As a consequence, residential apartment turnover is much reduced from what it otherwise would be in a free rental housing market. In addition, Hayek argued, it also could tend to reduce labor mobility in the face of changing market conditions. Whether currently employed or unemployed, a worker may decide not to relocate to where more attractive gainful employment might be available if one of the elements in the decision is whether the cost of housing might be significantly higher in the alternative work location relative to the cost of the rent-controlled housing from which one is presently benefiting. Thus, the rent control’s distortion of the housing market price structure may result in part in the labor force not being allocated among employments in the most market-directing pattern, given employer demands for members of the workforce.
In the case of the unemployed, Hayek said that a rent-controlled apartment is equivalent to an increase in any unemployment benefits received from the government: “What is certain is that to an unemployed worker a controlled tenancy is the equivalent of a substantially higher unemployment benefit. In other words, rent controls have the same effect as a rise in unemployment benefit in reducing pressure on the labor market from the unemployed.”
Rent Controls Reduce the Incentives to Maintain and Increase the Housing Supply
At the same time, Hayek emphasized, the rent controls undermine the incentives and the profitability of maintaining or improving those portions of the housing market impacted by the imposed below-market prices for rental units. Thus, over time, segments of the existing housing stock deteriorate in quality and may become unusable, making any housing problems for which the political authority rationalized its rent-control intervention in the first place potentially even worse.
Also, part of the stock of rental housing may be taken off the market for other uses by the property owner; if not all types of housing are under rent control, one of these alternative uses may be to rebuild or remodel the existing rent-controlled property to be re-categorized as outside of the rent-control authority. All of this, clearly, reduces the availability of residential housing for many of the very people the government controllers publicly declared they wished to assist — the poor and low income.
The upshot of this discussion, with using rent controls as one specific example as offered by Friedrich A. Hayek, and in the wider context of Ludwig von Mises’s general critique of price-control intervention, is awareness of the deleterious effect from any and all interferences with market-based and market-determined prices.

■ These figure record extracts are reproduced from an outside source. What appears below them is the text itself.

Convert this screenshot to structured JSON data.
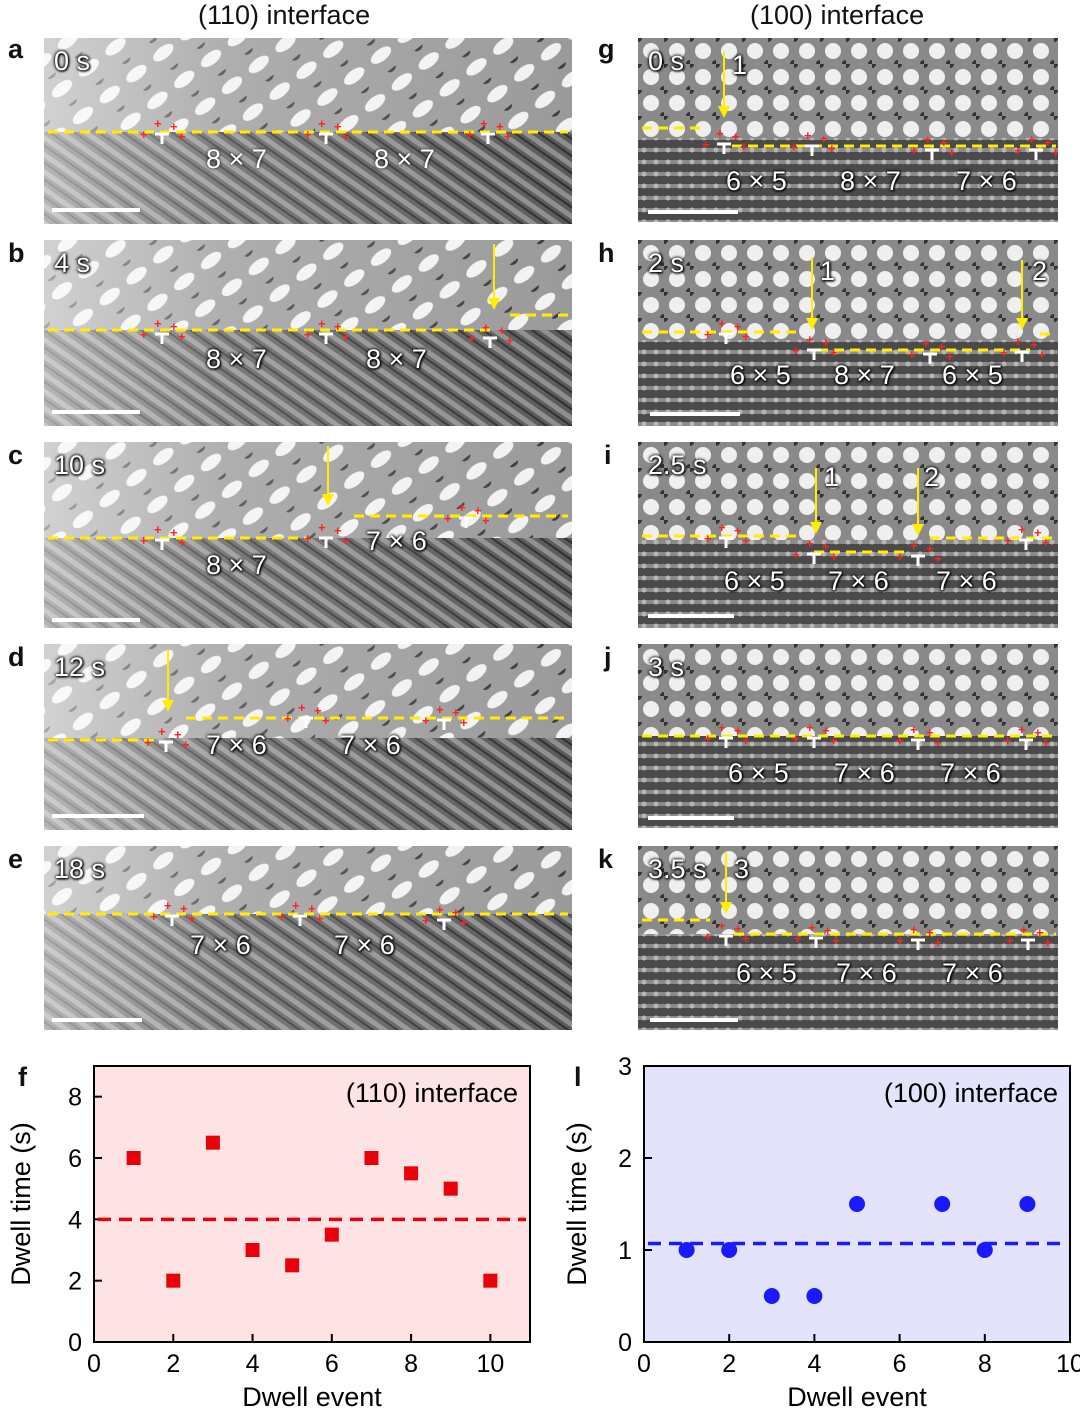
{
  "left_column": {
    "title": "(110) interface",
    "panels": [
      {
        "letter": "a",
        "time": "0 s",
        "labels": [
          "8 × 7",
          "8 × 7"
        ]
      },
      {
        "letter": "b",
        "time": "4 s",
        "labels": [
          "8 × 7",
          "8 × 7"
        ]
      },
      {
        "letter": "c",
        "time": "10 s",
        "labels": [
          "8 × 7",
          "7 × 6"
        ]
      },
      {
        "letter": "d",
        "time": "12 s",
        "labels": [
          "7 × 6",
          "7 × 6"
        ]
      },
      {
        "letter": "e",
        "time": "18 s",
        "labels": [
          "7 × 6",
          "7 × 6"
        ]
      }
    ]
  },
  "right_column": {
    "title": "(100) interface",
    "panels": [
      {
        "letter": "g",
        "time": "0 s",
        "labels": [
          "6 × 5",
          "8 × 7",
          "7 × 6"
        ],
        "arrows": [
          "1"
        ]
      },
      {
        "letter": "h",
        "time": "2 s",
        "labels": [
          "6 × 5",
          "8 × 7",
          "6 × 5"
        ],
        "arrows": [
          "1",
          "2"
        ]
      },
      {
        "letter": "i",
        "time": "2.5 s",
        "labels": [
          "6 × 5",
          "7 × 6",
          "7 × 6"
        ],
        "arrows": [
          "1",
          "2"
        ]
      },
      {
        "letter": "j",
        "time": "3 s",
        "labels": [
          "6 × 5",
          "7 × 6",
          "7 × 6"
        ],
        "arrows": []
      },
      {
        "letter": "k",
        "time": "3.5 s",
        "labels": [
          "6 × 5",
          "7 × 6",
          "7 × 6"
        ],
        "arrows": [
          "3"
        ]
      }
    ]
  },
  "colors": {
    "red": "#e8000b",
    "blue": "#1a1aff",
    "yellow": "#ffee00",
    "pink_bg": "#fde3e3",
    "blue_bg": "#e3e3fb"
  },
  "chart_data": [
    {
      "panel": "f",
      "type": "scatter",
      "title": "(110) interface",
      "xlabel": "Dwell event",
      "ylabel": "Dwell time (s)",
      "xlim": [
        0,
        11
      ],
      "ylim": [
        0,
        9
      ],
      "xticks": [
        "0",
        "2",
        "4",
        "6",
        "8",
        "10"
      ],
      "yticks": [
        "0",
        "2",
        "4",
        "6",
        "8"
      ],
      "marker": "square",
      "x": [
        1,
        2,
        3,
        4,
        5,
        6,
        7,
        8,
        9,
        10
      ],
      "y": [
        6,
        2,
        6.5,
        3,
        2.5,
        3.5,
        6,
        5.5,
        5,
        2
      ],
      "mean_line": 4
    },
    {
      "panel": "l",
      "type": "scatter",
      "title": "(100) interface",
      "xlabel": "Dwell event",
      "ylabel": "Dwell time (s)",
      "xlim": [
        0,
        10
      ],
      "ylim": [
        0,
        3
      ],
      "xticks": [
        "0",
        "2",
        "4",
        "6",
        "8",
        "10"
      ],
      "yticks": [
        "0",
        "1",
        "2",
        "3"
      ],
      "marker": "circle",
      "x": [
        1,
        2,
        3,
        4,
        5,
        7,
        8,
        9
      ],
      "y": [
        1,
        1,
        0.5,
        0.5,
        1.5,
        1.5,
        1,
        1.5
      ],
      "mean_line": 1.07
    }
  ]
}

As a number of economists have pointed out, prices have work to do. Their central role in society is to serve as a crucial means of interpersonal communication to inform and coordinate the actions of, now, billions of participants in the global system of division of labor. Without competitively formed prices in the marketplace, rational and reasonable economic calculation becomes impossible, in terms of effectively conveying needed information about supplies and demands in a next-door neighborhood and halfway around the world.
Prices are the shared and common language of the marketplace, without which people are unable to converse with each other around the globe concerning their wants and desires, on the one hand, and the willingness and abilities of others to supply what is wanted, including the terms and trade-offs at which all in society may prosper. It is for that reason that all forms of price controls are a dangerous abridgment of our essential right to freedom of speech.